I am trying to replicate a Python plot in R that I found in this Kaggle notebook: Titanic Data Science Solutions
This is the Python code to generate the plot, the dataset used can be found here:
import seaborn as sns
...
grid = sns.FacetGrid(train_df, row='Embarked', size=2.2, aspect=1.6)
grid.map(sns.pointplot, 'Pclass', 'Survived', 'Sex', palette='deep')
grid.add_legend()
Here is the resulting plot.
The survival
column takes values of 0 and 1 (survive or not survive) and the y-axis is displaying the mean per pclass
. When searching for a way to calculate the mean using ggplot2
, I usually find the stat_summary()
function.
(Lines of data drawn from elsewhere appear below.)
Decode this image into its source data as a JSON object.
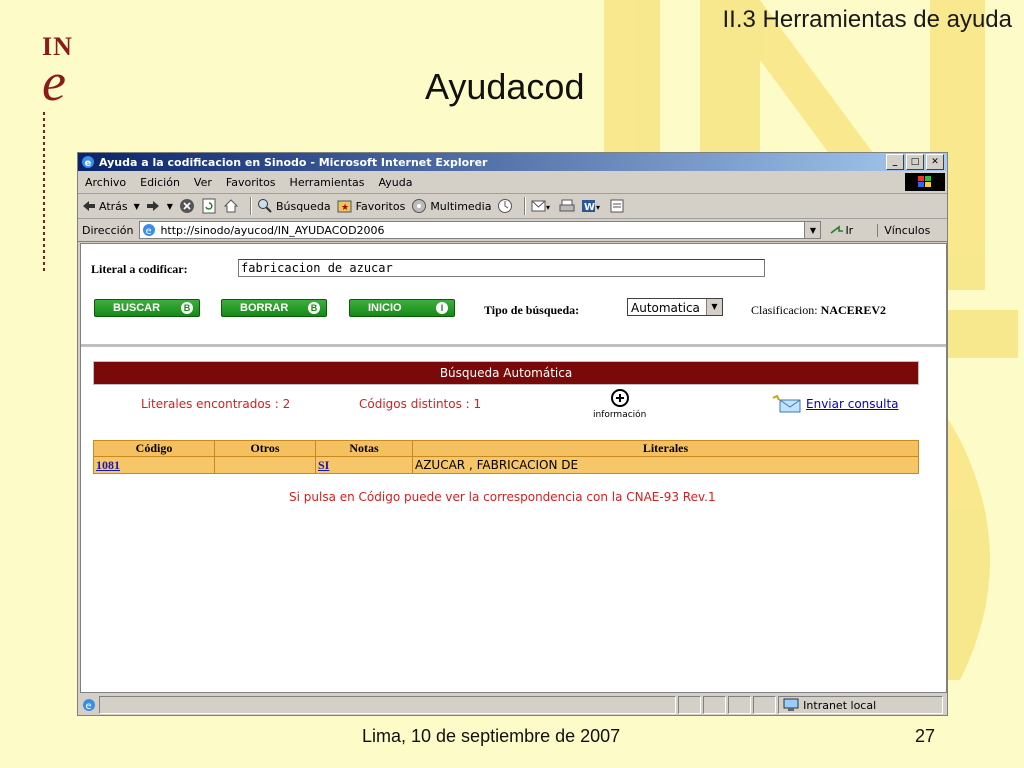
{
  "slide": {
    "section": "II.3 Herramientas de ayuda",
    "title": "Ayudacod",
    "logo_top": "IN",
    "logo_bottom": "e",
    "footer_date": "Lima, 10 de septiembre de 2007",
    "page_number": "27"
  },
  "browser": {
    "title": "Ayuda a la codificacion en Sinodo - Microsoft Internet Explorer",
    "menu": [
      "Archivo",
      "Edición",
      "Ver",
      "Favoritos",
      "Herramientas",
      "Ayuda"
    ],
    "toolbar": {
      "back": "Atrás",
      "search": "Búsqueda",
      "favorites": "Favoritos",
      "multimedia": "Multimedia"
    },
    "address_label": "Dirección",
    "address_url": "http://sinodo/ayucod/IN_AYUDACOD2006",
    "go_label": "Ir",
    "links_label": "Vínculos",
    "status_zone": "Intranet local"
  },
  "form": {
    "literal_label": "Literal a codificar:",
    "literal_value": "fabricacion de azucar",
    "buttons": [
      {
        "label": "BUSCAR",
        "key": "B"
      },
      {
        "label": "BORRAR",
        "key": "B"
      },
      {
        "label": "INICIO",
        "key": "I"
      }
    ],
    "tipo_label": "Tipo de búsqueda:",
    "tipo_value": "Automatica",
    "clasif_label": "Clasificacion:",
    "clasif_value": "NACEREV2"
  },
  "results": {
    "header": "Búsqueda Automática",
    "literales_found": "Literales encontrados : 2",
    "codigos_distintos": "Códigos distintos : 1",
    "info_label": "información",
    "enviar_label": "Enviar consulta",
    "columns": [
      "Código",
      "Otros",
      "Notas",
      "Literales"
    ],
    "rows": [
      {
        "codigo": "1081",
        "otros": "",
        "notas": "SI",
        "literales": "AZUCAR , FABRICACION DE"
      }
    ],
    "note": "Si pulsa en Código puede ver la correspondencia con la CNAE-93 Rev.1"
  }
}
The best I could do was this:
library(dplyr)
library(ggplot2)
...
train_df %>%
ggplot(aes(x = factor(Pclass), y = Survived, group = Sex, colour = Sex)) +
stat_summary(fun.y = mean, geom = "line") +
facet_grid(Embarked ~ .)
The output can be found here.
There are some issues:
- There seems to be an empty facet, maybe from NA's in Embarked?
- The points don't align with the line
- The lines are different than those in the Python plot
I think I also haven't fully grasped the layering concept of ggplot. I would like to separate the geom = "line"
in the stat_summary()
function and rather add it as a + geom_line()
.